Fue educador en mi colegio, Muyurina. Después fue obispo de La Paz, primer obispo de El Alto y arzobispo de Sucre. Ahora, a sus 81 años, ya retirado, es arzobispo emérito de Sucre. Y en Sucre nos encontramos esta mañana. Coincidimos en este bello hotel Parador Santa María, que es un sitio precioso, cargado de historia, obras de arte, ricos sabores e innumerables detalles.

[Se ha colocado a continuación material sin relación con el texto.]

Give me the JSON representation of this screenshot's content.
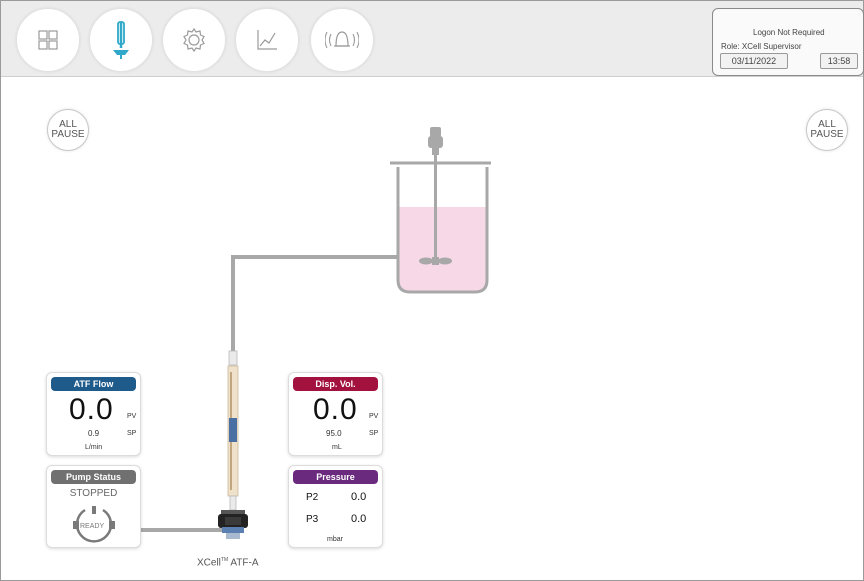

Con Mons Jesús Juárez nos dimos un abrazo, como nos saludamos los salesianos (estudié seis años con salesianos) cuando nos encontramos. Después de muchos años, lo encontré con su crucifijo enorme, su vozarrón cálido de siempre, su lúcida memoria y su inagotable ganas de conversar.

Y conversamos cómo se conversa con gente que vivió mucho, aprendió mucho y enseñó mucho. Y él, español formado en Alemania y Roma, ha vivido intensamente. Y ha sido testigo y protagonista de varios momentos cruciales de la historia de Bolivia.



Ahora está disfrutando de su retiro. Y de los encantos de Sucre. Hablamos de Muyurina, por supuesto, de quienes pasamos por sus aulas. De la disciplina y las anécdotas.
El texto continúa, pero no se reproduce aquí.